Eu sou porque tu és

Hoje levantei com este mantra em minha mente. Mantra este que advém de uma filosofia africana proveniente da palavra Ubuntu, que quer dizer: “uma pessoa só pode ser ela mesma através das outras pessoas”. Ou seja, eu sou o que sou e quem sou, se o outro, a outra, for quem ela é. Esta palavra de origem africana, desperta em nós vários sentimentos bons, tais como: a solidariedade, a cooperação, o respeito, o acolhimento, a generosidade, que podem ser resumidas numa única palavra: empatia.

Tudo o que tem nos faltado nos dias atuais. Vivemos numa sociedade, marcada pelo clima beligerante, onde uma parte das pessoas é movida pelo ódio. Surgiram até os “gabinetes do ódio”, de pessoas que se especializaram em disseminar o ódio, sobretudo contra os seus opositores. Basta manifestar a posição ideológica contrária, para que estas pessoas sejam dilaceradas. A maldade impera e corre solta.

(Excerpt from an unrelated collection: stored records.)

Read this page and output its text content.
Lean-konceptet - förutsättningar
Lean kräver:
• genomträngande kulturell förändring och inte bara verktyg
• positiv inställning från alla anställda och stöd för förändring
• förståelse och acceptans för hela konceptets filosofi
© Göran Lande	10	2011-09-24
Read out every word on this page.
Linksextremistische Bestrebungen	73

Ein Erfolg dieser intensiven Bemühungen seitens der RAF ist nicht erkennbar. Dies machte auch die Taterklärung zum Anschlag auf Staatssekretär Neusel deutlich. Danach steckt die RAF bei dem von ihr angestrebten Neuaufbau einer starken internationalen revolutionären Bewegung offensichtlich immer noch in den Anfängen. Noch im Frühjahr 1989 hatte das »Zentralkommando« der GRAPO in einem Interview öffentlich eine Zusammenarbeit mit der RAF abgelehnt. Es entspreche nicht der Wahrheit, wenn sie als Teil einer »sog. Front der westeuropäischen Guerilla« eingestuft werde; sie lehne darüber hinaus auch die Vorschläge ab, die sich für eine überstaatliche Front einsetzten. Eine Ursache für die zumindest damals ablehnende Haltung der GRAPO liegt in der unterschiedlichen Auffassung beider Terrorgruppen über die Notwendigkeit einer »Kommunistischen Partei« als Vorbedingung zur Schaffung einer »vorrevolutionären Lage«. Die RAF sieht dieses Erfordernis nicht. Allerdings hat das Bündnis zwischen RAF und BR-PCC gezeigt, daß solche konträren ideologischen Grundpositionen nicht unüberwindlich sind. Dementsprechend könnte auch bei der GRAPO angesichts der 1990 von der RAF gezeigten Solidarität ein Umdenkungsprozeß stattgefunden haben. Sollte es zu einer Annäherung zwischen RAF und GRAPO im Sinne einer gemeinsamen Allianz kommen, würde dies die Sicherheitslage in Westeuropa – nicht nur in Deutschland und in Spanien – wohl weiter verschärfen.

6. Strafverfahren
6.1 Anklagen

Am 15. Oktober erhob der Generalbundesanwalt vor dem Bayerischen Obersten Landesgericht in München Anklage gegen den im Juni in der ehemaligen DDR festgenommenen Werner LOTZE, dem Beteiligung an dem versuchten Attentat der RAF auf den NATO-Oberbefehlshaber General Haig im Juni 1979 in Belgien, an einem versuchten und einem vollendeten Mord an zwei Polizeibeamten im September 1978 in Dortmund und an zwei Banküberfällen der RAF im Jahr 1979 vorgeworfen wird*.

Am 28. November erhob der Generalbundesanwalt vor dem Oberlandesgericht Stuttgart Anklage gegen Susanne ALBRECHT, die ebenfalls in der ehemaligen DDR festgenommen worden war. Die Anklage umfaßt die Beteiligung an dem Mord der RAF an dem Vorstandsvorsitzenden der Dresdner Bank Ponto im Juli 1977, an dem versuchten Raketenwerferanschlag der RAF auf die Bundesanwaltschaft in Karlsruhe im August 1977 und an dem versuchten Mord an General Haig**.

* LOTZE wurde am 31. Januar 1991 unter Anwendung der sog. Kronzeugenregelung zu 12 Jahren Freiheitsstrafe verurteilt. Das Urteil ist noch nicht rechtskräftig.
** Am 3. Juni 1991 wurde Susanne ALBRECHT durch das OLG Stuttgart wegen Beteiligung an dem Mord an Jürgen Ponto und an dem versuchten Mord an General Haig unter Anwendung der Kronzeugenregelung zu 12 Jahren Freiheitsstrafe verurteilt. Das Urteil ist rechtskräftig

Frente a este contexto, não há como não se lembrar de uma frase atribuída ao pastor batista e ativista político estadunidense, Martin Luther King: “Para criar inimigos não é necessário declarar guerra, basta dizer o que pensa.”

A pandemia que poderia criar em nós sentimentos mais nobres em relação às outras pessoas, de nada está nos adiantando neste sentido. Sucumbimos aos sentimentos mais nefastos. Nem as mais de 150 mil vidas, tiradas do meio de nós, tem nos sensibilizado frente dor alheia. E ao agir assim, manifestamos um tipo de sentimento que não vemos nem no meio dos animais. Como me disse outro dia um professor indígena: “até as formigas, quando tem enchente, elas se grudam umas as outras e seguem juntas até encontrarem um lugar seguro, onde todas possam se salvar.

Evidentemente que tudo isso nos assusta por demais. Ficamos com medo às vezes. Nunca sabemos se também não estamos na lista dos arquitetos do ódio. Ainda bem que Jesus, no texto do evangelho da liturgia do dia de hoje (16), faz-nos um alerta importante. “Não tenhais medo daqueles que matam o corpo, não podendo fazer mais do que isto.” (Lc 12, 4) Jesus aqui está falando diretamente para os seus seguidores, que sabem, de antemão, que não devem ter medo, porque a missão se baseia na verdade. É esta mesma verdade que porá a descoberto, toda forma de mentira de um sistema social que não mostra a sua verdadeira face. Em outra palavras, os homens podem até matar o corpo do fiel seguidor de Jesus, mas jamais conseguirão tirar-lhes a vida, pois é o próprio Deus quem a dá. A nossa segurança é Jesus, a testemunha fiel que garante estar conosco, sendo ELE a nosso favor, diante de Deus.

Quem está em Deus, também está com os filhos seus. Trata-se de uma lógica simples e de fácil entendimento, mas de difícil vivência no dia a dia. Não há como estar com Deus e não estar em sintonia com aqueles que sofrem o peso da exploração. A Palavra de Deus é muito clara neste sentido, mostrando-nos que é uma grande contradição, ser e estar em Deus e deixar-se ser movido pelo ódio ao outro. A psicanálise afirma que o ódio antes de destruir o ser odiado, destrói primeiro a quem odeia. Ou seja, este sentimento é tão negativo que ele busca a ruína daquele que o traz dentro de si.

O frade carmelita holandês, Carlos Mesters, missionário no Brasil desde 1949, nosso grande biblista do método histórico-crítico, que se submeteu a um procedimento cirúrgico ontem (15), em Brasília e passa bem, tem uma frase que nos ajuda a compreender a nossa vivência, tendo como base a filosofia Ubuntu: “A fraternidade é a face humana do amor de Deus”. É esta humanidade que há em Deus que me faz ser humano também e ter em mim os sentimentos que ajudam o outro a ser cada vez mais quem ele quer ser.

O tempo é agora. Não deixemos para depois. O depois é muito incerto e pode não vir da forma como planejamos. A hora de amar e querer bem é agora. Amar a si mesmo e amar o outro como ele é. Concluindo, finalizo com esta frase bastante significativa dita por Maryanne Schramm: “O dia mais importante de nossas vidas é hoje, o amanhã pode não chegar. Deixe as pessoas que ama sempre com uma mensagem que reflita os seus sentimentos. Abrace hoje, visite hoje, ame e demonstre hoje. O amanhã não existe, ele é apenas uma expectativa. Cuidado com o ‘Amanhã’, com o ‘Se’ e com o ‘Depois’!” Não tenhamos medo de amar! Amemos com todas as nossas forças e não nos deixemos contaminar pelo fermento dos fariseus do ódio.